The Question of Christmas

The conflict shows up in quiet ways, all over the place, this time of year.

You see it in restaurants and stores, as waitresses pour your last cup of coffee, or shop clerks hand you your receipt. Suddenly, it's there, in their eyes — that quick re-routing of the seasonal synapse, reminding them to say, "Happy Holidays," and not… well, you know.

Orders from the boss, probably. Or maybe they just figured out, as we all do, what's politically correct or socially gauche, and edited themselves accordingly.

So you smile indulgently, or maybe gently trump their expression with your own, "Merry Christmas!" And you feel rather good about yourself, as you slip out of your booth or turn from the register to go — and just then, if you're listening, you'll notice: that song, playing lightly overhead, is "What Child Is This?" Or "Silent Night."

It's that way all through December. Ironies abound. The same stores that frown on saying "Christmas" play carols ‘round the clock. Leftists lecture us on the importance of keeping the season secular, or at least ecumenical — the only way to make it a holiday for everybody is to make it a day about nothing.

But once the lecture is finished, many of those same Scrooges slip into their cars and turn up Bing Crosby, crooning "Adeste Fideles" or "The Little Drummer Boy." They'll go home to set out angels and manger scenes and poinsettias, and fill card after card with scrawling, heartfelt prayers for peace on earth and love and hope.

And most will never trip over their own double standard, or marvel at the gap between what they profess, publicly, and what they yearn to believe, in their hearts.

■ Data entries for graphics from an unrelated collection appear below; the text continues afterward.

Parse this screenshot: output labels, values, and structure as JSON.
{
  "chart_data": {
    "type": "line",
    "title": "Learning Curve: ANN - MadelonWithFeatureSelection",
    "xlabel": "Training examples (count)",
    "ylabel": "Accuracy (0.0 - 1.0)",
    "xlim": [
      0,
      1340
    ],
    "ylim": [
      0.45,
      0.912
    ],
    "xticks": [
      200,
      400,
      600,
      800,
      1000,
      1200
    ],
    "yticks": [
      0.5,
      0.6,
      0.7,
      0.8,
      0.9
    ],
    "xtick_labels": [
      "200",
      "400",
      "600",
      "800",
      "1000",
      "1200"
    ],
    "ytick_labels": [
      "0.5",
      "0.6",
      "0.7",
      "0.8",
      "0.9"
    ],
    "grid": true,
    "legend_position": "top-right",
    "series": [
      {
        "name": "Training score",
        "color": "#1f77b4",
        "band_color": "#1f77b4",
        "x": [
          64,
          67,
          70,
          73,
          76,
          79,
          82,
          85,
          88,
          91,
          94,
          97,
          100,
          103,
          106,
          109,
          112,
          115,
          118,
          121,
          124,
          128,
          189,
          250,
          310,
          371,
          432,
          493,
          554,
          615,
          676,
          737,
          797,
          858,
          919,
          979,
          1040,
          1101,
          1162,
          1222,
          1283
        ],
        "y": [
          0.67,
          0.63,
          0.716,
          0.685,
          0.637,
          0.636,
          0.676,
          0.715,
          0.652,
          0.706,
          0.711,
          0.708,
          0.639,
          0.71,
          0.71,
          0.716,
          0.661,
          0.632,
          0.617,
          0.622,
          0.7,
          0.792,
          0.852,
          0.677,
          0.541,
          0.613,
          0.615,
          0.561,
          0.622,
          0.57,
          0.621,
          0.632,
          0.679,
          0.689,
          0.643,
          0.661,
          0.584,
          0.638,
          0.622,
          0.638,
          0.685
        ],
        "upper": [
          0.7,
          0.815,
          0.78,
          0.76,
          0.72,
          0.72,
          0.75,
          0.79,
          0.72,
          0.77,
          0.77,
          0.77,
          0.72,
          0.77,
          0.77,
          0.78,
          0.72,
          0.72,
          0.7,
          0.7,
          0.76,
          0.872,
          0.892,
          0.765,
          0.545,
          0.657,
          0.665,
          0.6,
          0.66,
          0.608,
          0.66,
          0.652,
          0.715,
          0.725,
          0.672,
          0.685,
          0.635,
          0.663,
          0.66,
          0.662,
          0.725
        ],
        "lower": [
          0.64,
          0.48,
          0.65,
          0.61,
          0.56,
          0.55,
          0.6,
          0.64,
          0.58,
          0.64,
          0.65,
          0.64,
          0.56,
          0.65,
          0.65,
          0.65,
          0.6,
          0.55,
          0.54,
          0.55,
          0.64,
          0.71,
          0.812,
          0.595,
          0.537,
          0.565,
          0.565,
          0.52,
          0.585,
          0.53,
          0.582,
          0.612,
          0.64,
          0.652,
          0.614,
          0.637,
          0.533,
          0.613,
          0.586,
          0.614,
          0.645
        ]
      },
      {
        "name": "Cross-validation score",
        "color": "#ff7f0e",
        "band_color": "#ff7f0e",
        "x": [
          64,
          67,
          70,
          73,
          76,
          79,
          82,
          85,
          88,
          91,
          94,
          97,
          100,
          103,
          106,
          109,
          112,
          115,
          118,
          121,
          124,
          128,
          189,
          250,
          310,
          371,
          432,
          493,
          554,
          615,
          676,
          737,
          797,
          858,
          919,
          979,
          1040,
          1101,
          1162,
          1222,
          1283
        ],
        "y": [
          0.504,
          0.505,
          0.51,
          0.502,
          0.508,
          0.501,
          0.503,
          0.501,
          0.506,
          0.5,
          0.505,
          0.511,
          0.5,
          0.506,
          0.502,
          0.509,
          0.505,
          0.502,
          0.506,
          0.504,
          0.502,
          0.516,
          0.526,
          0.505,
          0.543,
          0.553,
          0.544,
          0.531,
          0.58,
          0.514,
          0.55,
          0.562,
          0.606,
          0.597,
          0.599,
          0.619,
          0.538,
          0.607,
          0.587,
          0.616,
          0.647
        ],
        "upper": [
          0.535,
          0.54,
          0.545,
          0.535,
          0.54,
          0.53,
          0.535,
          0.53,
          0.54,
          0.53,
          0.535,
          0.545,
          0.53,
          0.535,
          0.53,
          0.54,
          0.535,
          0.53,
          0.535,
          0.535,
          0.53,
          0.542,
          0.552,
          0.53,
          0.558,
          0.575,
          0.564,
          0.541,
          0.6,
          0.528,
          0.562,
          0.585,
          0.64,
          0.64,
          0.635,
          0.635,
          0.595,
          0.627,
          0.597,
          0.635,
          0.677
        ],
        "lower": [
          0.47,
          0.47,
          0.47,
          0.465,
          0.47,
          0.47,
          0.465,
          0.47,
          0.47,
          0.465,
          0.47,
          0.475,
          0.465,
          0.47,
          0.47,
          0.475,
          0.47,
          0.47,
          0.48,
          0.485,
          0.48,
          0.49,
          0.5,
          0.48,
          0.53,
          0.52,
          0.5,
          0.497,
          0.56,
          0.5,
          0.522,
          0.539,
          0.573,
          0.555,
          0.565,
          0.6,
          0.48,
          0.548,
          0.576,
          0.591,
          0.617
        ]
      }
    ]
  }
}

In Miracle on 34th Street, the D.A., Thomas Mara, trying hard to plant Kris Kringle in a funny farm, is asked point blank by Kringle's lawyer whether or not he himself believes in Santa Claus. The doubting Thomas falls suddenly silent. His little boy is sitting in the courtroom. Locking up St. Nick is one thing — banishing his son's fond faith is another.

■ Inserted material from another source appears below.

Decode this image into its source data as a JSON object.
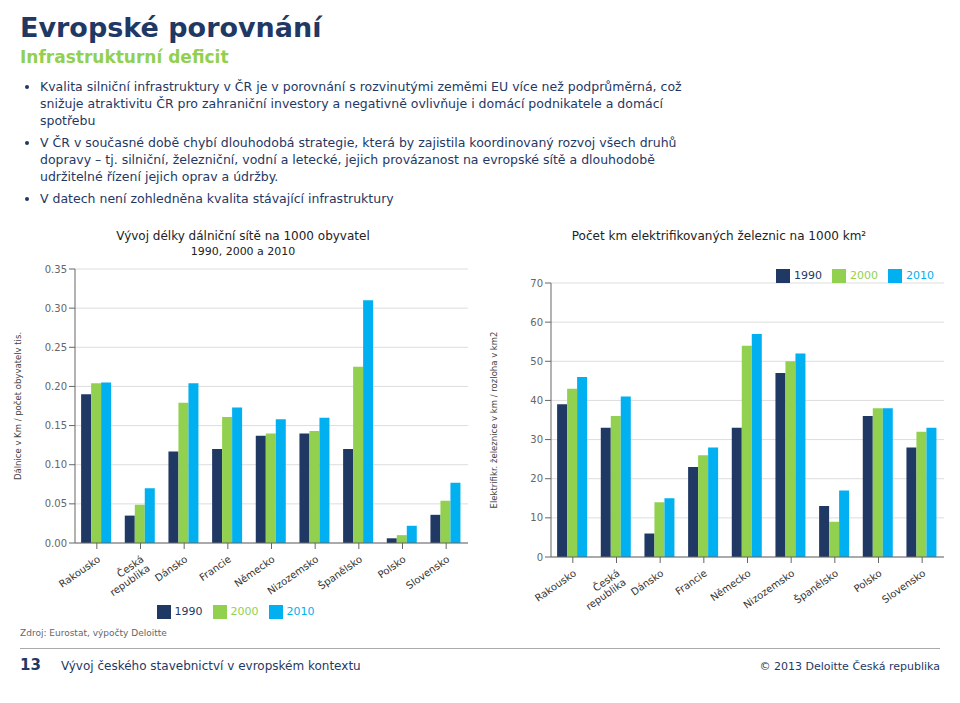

Something like that, I believe, happens in many a heart this time of year. Lots of people, for whatever reason, want to lock religious faith away and be done with it. Trouble is, they also yearn to keep some enduring hope alive — and, in the end, God is the only One sturdy enough to pin the hope on.

So there's the rub: "holiday" is too thin a gruel to feed a hungry soul, but "Christmas" carries implications many don't want to deal with. Changing seasons is one thing; changing your life is another.

Interestingly, even those disinclined to defer to the divinity of Jesus Christ concede that He was a remarkable man — that his teachings were unusually profound and that His life personified those teachings more consistently than anyone else ever has. So what's wrong with recognizing His birthday as His birthday?

Either Jesus truly is the Son of God, and Savior of the world — in which case we surely should celebrate His advent. Or else He was not. In which case, what harm is there in honoring such a magnificent life? Surely if we've cause to commemorate the national impact of George Washington, Abraham Lincoln, and Martin Luther King, Jr., we have more than ample reason to celebrate the international import of the greatest teacher and philosopher the world has ever known.

Put another way: to what aspects of Jesus' character and teachings — brotherly love, personal sacrifice, self-denial, kindness, generosity, concern for the poor, courage in the face of death, etc., etc. — do groups like the American Civil Liberties Union so vigorously object?

What are they so terrified that our children will come away with, if we single out Jesus in our classrooms, this time of year? If we breathe His name in a season's greeting? If we recreate the circumstances of His birth on government property?

Are any of the virtues He so richly embodied to be deplored in a citizen of these United States?

Mention Muhammad or Hare Krishna or Buddha or Gandhi in a classroom, and no one starts calling up lawyers. Carve a quote from any of them on the courthouse wall, and civil libertarians will sing of your tolerance and nod in sage approval. No one uses their name in a curse, or shudders to think someone might really believe what they taught.

But two thousand years after He walked this earth, the name of Jesus — the idea of Jesus — still strikes real fear into countless hearts.

More and more, in America, the question of whether it's okay to say "Merry Christmas" is becoming, for many, but a cover for the real question: "Is it okay to believe in Jesus Christ?"

And in classrooms and courtrooms, college lecture halls and shopping malls, military barracks and government buildings all over the country, "Happy Holidays" is our increasingly secularized society's brazen answer to that question.

Because if it's not okay to believe in Him at Christmastime — it's not okay to believe in Him the rest of the year, either.


Alan Sears, a former federal prosecutor who held various posts in the departments of Justice and Interior during the Reagan Administration, is president and CEO of the Alliance Defense Fund, a legal alliance defending the right to hear and speak the Truth through strategy, training, funding, and litigation. He is co-author with Craig Osten of the book The ACLU vs. America: Exposing the Agenda to Redefine Moral Values.